“Once a tree is damaged, it’s the beginning of the end. But once a redwood is damaged, it’s just the beginning,” Robert Van Pelt says. He explains: the secret to a coast redwood’s longevity is its rot-resistant heartwood, the tree’s dense inner layer. Van Pelt, a forest ecology researcher and affiliate assistant professor at the University of Washington, specializes in big trees, and lately, he’s been focused on a secluded one-acre parcel located in Big River Watershed, the Fritz Wonder Plot.
UC Berkeley professor Emanuel Fritz established the Wonder Plot in 1923, sixty-five years after an intense, decade-long period of logging. He chose the site after observing the grove’s unbelievably fast recovery. (Hence the name, Fritz Wonder Plot.) Later he called it, “the best and oldest second-growth [forest] of the entire redwood region.”
Fritz returned to the Wonder Plot every ten years between 1923 and 1983. He recorded tree mortality; measured diameter at breast height (which is four and a half feet off the ground); estimated trees’ height and volume; and monitored soil deposition and vegetation on the forest floor. After his death (at 102 years old), researchers from Humboldt State University conducted measurements in 1995 and 2005. Now the Fritz Wonder Plot is one of the most extensive records of coast redwood forest growth after clear-cutting.
In 2002, Mendocino Land Trust (MLT), with help from Save the Redwoods League, acquired 7,334 acres of redwood forest in Big River Watershed, including the Fritz Wonder Plot. Soon after the acquisition, MLT successfully transferred the property to California Department of Parks and Recreation, under an agreement to permanently protect the property.
Now, in this new decade, it’s Van Pelt’s turn to measure the Wonder Plot. Today, the forest looks like a primeval landscape, but people left their mark: Ferns carpet the forest floor and also perch on massive redwood stumps.

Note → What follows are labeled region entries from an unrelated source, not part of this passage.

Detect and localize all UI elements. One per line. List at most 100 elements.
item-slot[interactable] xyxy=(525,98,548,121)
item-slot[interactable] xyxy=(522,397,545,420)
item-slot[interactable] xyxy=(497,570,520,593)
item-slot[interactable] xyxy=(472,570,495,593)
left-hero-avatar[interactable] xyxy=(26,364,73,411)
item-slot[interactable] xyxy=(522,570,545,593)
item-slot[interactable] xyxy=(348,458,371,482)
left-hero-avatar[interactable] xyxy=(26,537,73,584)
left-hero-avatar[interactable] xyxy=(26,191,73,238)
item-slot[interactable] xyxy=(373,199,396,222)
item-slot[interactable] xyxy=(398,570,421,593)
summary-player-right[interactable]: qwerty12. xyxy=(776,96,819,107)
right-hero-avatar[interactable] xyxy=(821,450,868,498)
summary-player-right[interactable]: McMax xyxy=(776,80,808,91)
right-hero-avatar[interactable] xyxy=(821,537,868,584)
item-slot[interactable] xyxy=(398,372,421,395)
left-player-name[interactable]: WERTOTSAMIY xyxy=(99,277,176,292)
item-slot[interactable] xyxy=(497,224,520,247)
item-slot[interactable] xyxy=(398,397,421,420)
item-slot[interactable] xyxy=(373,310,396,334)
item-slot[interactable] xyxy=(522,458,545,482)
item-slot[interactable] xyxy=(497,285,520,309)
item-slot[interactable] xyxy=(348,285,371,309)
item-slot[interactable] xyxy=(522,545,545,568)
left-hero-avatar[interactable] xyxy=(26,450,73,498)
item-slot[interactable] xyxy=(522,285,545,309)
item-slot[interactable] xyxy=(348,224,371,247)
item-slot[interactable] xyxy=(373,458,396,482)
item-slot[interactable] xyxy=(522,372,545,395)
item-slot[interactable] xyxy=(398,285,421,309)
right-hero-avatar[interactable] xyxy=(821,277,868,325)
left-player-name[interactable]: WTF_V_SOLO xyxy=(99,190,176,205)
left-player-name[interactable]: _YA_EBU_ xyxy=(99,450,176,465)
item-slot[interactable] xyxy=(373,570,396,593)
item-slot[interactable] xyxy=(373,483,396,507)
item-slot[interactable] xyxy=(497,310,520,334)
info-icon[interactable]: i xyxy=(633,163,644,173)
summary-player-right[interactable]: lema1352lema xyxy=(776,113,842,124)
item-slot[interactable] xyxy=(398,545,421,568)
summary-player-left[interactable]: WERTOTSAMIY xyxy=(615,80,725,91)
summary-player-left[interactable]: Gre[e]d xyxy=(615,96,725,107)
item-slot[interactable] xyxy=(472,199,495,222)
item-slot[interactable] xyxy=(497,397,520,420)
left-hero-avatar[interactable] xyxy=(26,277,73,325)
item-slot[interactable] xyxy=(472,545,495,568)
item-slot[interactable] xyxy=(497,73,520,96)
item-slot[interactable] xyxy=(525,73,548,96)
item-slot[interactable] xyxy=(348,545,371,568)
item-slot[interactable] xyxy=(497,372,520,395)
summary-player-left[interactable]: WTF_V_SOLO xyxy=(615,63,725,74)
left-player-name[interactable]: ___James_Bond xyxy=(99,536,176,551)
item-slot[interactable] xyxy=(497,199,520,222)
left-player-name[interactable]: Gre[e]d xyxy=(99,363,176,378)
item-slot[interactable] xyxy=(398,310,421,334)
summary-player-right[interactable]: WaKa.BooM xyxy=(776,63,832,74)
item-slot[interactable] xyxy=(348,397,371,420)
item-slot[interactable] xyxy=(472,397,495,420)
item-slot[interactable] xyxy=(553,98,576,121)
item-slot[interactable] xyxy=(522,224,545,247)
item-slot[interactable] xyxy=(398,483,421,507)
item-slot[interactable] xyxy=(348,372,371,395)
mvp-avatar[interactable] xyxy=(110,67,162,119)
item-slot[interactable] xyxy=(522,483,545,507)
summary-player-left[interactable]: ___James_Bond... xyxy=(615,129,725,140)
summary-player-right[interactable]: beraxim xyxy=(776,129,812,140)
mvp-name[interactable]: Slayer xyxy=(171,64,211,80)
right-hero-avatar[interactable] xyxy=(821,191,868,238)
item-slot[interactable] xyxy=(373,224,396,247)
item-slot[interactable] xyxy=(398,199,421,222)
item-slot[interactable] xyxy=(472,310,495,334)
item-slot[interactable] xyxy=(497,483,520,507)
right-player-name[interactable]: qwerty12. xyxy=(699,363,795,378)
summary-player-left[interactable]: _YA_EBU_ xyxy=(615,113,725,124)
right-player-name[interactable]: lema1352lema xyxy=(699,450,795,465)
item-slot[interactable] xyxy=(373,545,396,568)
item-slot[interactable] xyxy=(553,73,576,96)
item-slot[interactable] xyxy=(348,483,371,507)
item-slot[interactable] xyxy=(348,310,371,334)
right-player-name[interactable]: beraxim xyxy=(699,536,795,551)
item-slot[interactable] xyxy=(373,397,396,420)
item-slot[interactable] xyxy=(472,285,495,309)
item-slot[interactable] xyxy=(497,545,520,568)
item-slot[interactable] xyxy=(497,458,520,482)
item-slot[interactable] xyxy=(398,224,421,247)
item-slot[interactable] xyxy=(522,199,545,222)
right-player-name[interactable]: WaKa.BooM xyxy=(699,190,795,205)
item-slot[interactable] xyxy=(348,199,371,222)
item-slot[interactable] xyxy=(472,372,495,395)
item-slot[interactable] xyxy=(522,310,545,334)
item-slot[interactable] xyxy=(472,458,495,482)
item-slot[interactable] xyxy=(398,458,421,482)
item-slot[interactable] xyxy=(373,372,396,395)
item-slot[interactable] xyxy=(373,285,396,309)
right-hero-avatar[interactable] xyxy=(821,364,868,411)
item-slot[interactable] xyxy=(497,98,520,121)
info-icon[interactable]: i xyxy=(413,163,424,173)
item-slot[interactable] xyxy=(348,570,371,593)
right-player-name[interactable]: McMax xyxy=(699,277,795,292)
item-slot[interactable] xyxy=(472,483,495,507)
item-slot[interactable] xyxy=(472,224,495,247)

According to Van Pelt, trees in the Fritz Wonder Plot are the tallest second-growth redwoods in existence. Some loom over 250 feet. The plot sits on a floodplain, which is flat and contains nutrient-rich soil — ideal conditions for rapid growth.
This year, Van Pelt and the League’s Forest Fellows are taking new measurements, like trees’ crown volume, in addition to the regular suite of measurements used throughout the last century. Knowing crown volume, for example, helps researchers predict other aspects of the tree, like overall mass, which are hard to measure directly.
The team also employs LIDAR, a method that generates detailed aerial images. To capture these images, a helicopter hovers overhead and beams lasers at the ground. The lasers bounce off the landscape, collecting information about the topography and trees’ positions. The resulting LIDAR images are dotted with bright orange blobs — representing the tallest trees — concentrated within and around the plot.
In 1923, Emanuel Fritz counted 272 trees within the plot. Seventy-two years later, in 1995, only 113 trees remained. It’s a good sign: the forest is thinning out, transforming into a grove with fewer but bigger and taller trees, which is a characteristic of old-growth redwood forests. Hopefully, we will see this trend continue for decades to come.